= 1980 English cricket season =

The 1980 English cricket season was the 81st in which the County Championship had been an official competition. West Indies defeated England in the summer's Test series 1–0, rain ensuring that the other four matches were all drawn. A single Test was played between England and Australia to commemorate the centenary of the first Test played in England in 1880. The match was drawn. The County Championship was won by Middlesex.

==Honours==
- County Championship – Middlesex
- Gillette Cup – Middlesex
- Sunday League – Warwickshire
- Benson & Hedges Cup – Northamptonshire
- Minor Counties Championship – Durham
- Second XI Championship – Glamorgan II
- Wisden – Kim Hughes, Robin Jackman, Allan Lamb, Clive Rice, Vintcent van der Bijl

==Test series==
===England vs West Indies===

England was outplayed by West Indies and the margin would have been greater than 1–0 but for the weather. West Indies excelled in batting and fast bowling with Viv Richards, Desmond Haynes, Joel Garner, Andy Roberts and Michael Holding their standout performers. England's best player was Peter Willey who scored a fine century at The Oval.

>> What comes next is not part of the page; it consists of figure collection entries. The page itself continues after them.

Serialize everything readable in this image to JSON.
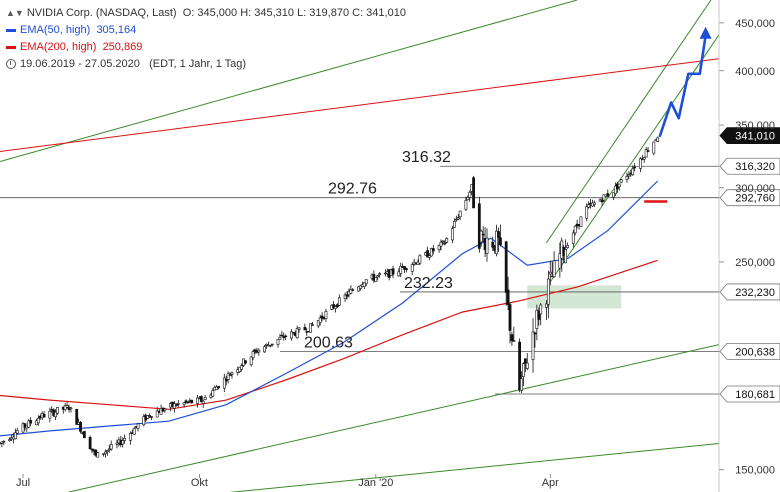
{
  "legend": {
    "instrument": "NVIDIA Corp. (NASDAQ, Last)",
    "ohlc": "O: 345,000  H: 345,310  L: 319,870  C: 341,010",
    "ema50_label": "EMA(50, high)",
    "ema50_value": "305,164",
    "ema200_label": "EMA(200, high)",
    "ema200_value": "250,869",
    "period": "19.06.2019 - 27.05.2020",
    "period_info": "(EDT, 1 Jahr, 1 Tag)"
  },
  "chart_data": {
    "type": "candlestick",
    "y_axis_ticks": [
      {
        "value": 450,
        "label": "450,000"
      },
      {
        "value": 400,
        "label": "400,000"
      },
      {
        "value": 350,
        "label": "350,000"
      },
      {
        "value": 300,
        "label": "300,000"
      },
      {
        "value": 250,
        "label": "250,000"
      },
      {
        "value": 150,
        "label": "150,000"
      }
    ],
    "x_axis_ticks": [
      {
        "date": "2019-07-01",
        "label": "Jul"
      },
      {
        "date": "2019-10-01",
        "label": "Okt"
      },
      {
        "date": "2020-01-01",
        "label": "Jan '20"
      },
      {
        "date": "2020-04-01",
        "label": "Apr"
      }
    ],
    "x_range": [
      "2019-06-19",
      "2020-06-28"
    ],
    "y_range": [
      142,
      476
    ],
    "log_scale": true,
    "grid": false,
    "colors": {
      "ema50": "#1f4fd6",
      "ema200": "#dd1111",
      "channel": "#3a8a2a",
      "projection": "#1f4fd6",
      "support_zone": "#cfe3cf"
    },
    "price_markers": [
      {
        "value": 341.01,
        "label": "341,010",
        "style": "current"
      },
      {
        "value": 316.32,
        "label": "316,320",
        "style": "level"
      },
      {
        "value": 292.76,
        "label": "292,760",
        "style": "level"
      },
      {
        "value": 232.23,
        "label": "232,230",
        "style": "level"
      },
      {
        "value": 200.638,
        "label": "200,638",
        "style": "level"
      },
      {
        "value": 180.681,
        "label": "180,681",
        "style": "level"
      }
    ],
    "annotations": [
      {
        "text": "316.32",
        "value": 316.32
      },
      {
        "text": "292.76",
        "value": 292.76
      },
      {
        "text": "232.23",
        "value": 232.23
      },
      {
        "text": "200.63",
        "value": 200.63
      }
    ],
    "ohlc_summary": {
      "open": 345.0,
      "high": 345.31,
      "low": 319.87,
      "close": 341.01
    },
    "close_path": [
      [
        "2019-06-19",
        160
      ],
      [
        "2019-06-28",
        165
      ],
      [
        "2019-07-10",
        171
      ],
      [
        "2019-07-25",
        175
      ],
      [
        "2019-08-08",
        155
      ],
      [
        "2019-08-20",
        160
      ],
      [
        "2019-09-05",
        172
      ],
      [
        "2019-09-19",
        176
      ],
      [
        "2019-10-03",
        178
      ],
      [
        "2019-10-17",
        190
      ],
      [
        "2019-10-31",
        201
      ],
      [
        "2019-11-14",
        208
      ],
      [
        "2019-11-28",
        213
      ],
      [
        "2019-12-12",
        226
      ],
      [
        "2019-12-26",
        239
      ],
      [
        "2020-01-09",
        243
      ],
      [
        "2020-01-23",
        251
      ],
      [
        "2020-02-06",
        262
      ],
      [
        "2020-02-20",
        300
      ],
      [
        "2020-02-24",
        266
      ],
      [
        "2020-03-05",
        262
      ],
      [
        "2020-03-16",
        182
      ],
      [
        "2020-03-24",
        215
      ],
      [
        "2020-04-06",
        254
      ],
      [
        "2020-04-20",
        285
      ],
      [
        "2020-05-04",
        298
      ],
      [
        "2020-05-18",
        322
      ],
      [
        "2020-05-27",
        341
      ]
    ],
    "ema50_path": [
      [
        "2019-06-19",
        163
      ],
      [
        "2019-07-15",
        165
      ],
      [
        "2019-08-15",
        167
      ],
      [
        "2019-09-15",
        169
      ],
      [
        "2019-10-15",
        176
      ],
      [
        "2019-11-15",
        190
      ],
      [
        "2019-12-15",
        205
      ],
      [
        "2020-01-15",
        226
      ],
      [
        "2020-02-15",
        255
      ],
      [
        "2020-03-01",
        265
      ],
      [
        "2020-03-20",
        248
      ],
      [
        "2020-04-10",
        252
      ],
      [
        "2020-05-01",
        270
      ],
      [
        "2020-05-27",
        305
      ]
    ],
    "ema200_path": [
      [
        "2019-06-19",
        180
      ],
      [
        "2019-07-15",
        178
      ],
      [
        "2019-08-15",
        176
      ],
      [
        "2019-09-15",
        174
      ],
      [
        "2019-10-15",
        178
      ],
      [
        "2019-11-15",
        187
      ],
      [
        "2019-12-15",
        197
      ],
      [
        "2020-01-15",
        209
      ],
      [
        "2020-02-15",
        221
      ],
      [
        "2020-03-15",
        227
      ],
      [
        "2020-04-15",
        235
      ],
      [
        "2020-05-27",
        251
      ]
    ],
    "trendlines": [
      {
        "color": "#3a8a2a",
        "points": [
          [
            "2019-06-19",
            320
          ],
          [
            "2020-04-15",
            476
          ]
        ]
      },
      {
        "color": "#3a8a2a",
        "points": [
          [
            "2019-07-25",
            142
          ],
          [
            "2020-06-28",
            204
          ]
        ]
      },
      {
        "color": "#3a8a2a",
        "points": [
          [
            "2019-09-19",
            140
          ],
          [
            "2020-06-28",
            160
          ]
        ]
      },
      {
        "color": "#3a8a2a",
        "points": [
          [
            "2020-03-30",
            262
          ],
          [
            "2020-06-25",
            480
          ]
        ]
      },
      {
        "color": "#3a8a2a",
        "points": [
          [
            "2020-04-01",
            238
          ],
          [
            "2020-06-28",
            437
          ]
        ]
      },
      {
        "color": "#dd1111",
        "points": [
          [
            "2019-06-19",
            328
          ],
          [
            "2020-06-28",
            412
          ]
        ]
      }
    ],
    "support_zone": {
      "from": "2020-03-20",
      "to": "2020-05-08",
      "low": 223,
      "high": 236
    },
    "mini_marker": {
      "from": "2020-05-20",
      "to": "2020-06-01",
      "value": 290
    },
    "projection_arrow": [
      [
        "2020-05-28",
        340
      ],
      [
        "2020-06-03",
        370
      ],
      [
        "2020-06-07",
        356
      ],
      [
        "2020-06-12",
        397
      ],
      [
        "2020-06-18",
        397
      ],
      [
        "2020-06-21",
        436
      ]
    ]
  }
}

===England vs Australia===

| Cumulative record – Test wins | 1876–1980 |
|---|---|
| England | 79 |
| Australia | 92 |
| Drawn | 69 |

==Leading batsmen==
Allan Lamb of Northamptonshire CCC topped the averages with 1797 runs @ 66.55.

Other leading batsmen were Kepler Wessels and Peter Kirsten who both averaged over 60.

==Leading bowlers==
Joel Garner of West Indies led the averages 13.93 and 49 wickets but the outstanding bowler of the season was Robin Jackman who took 121 wickets @ 15.40.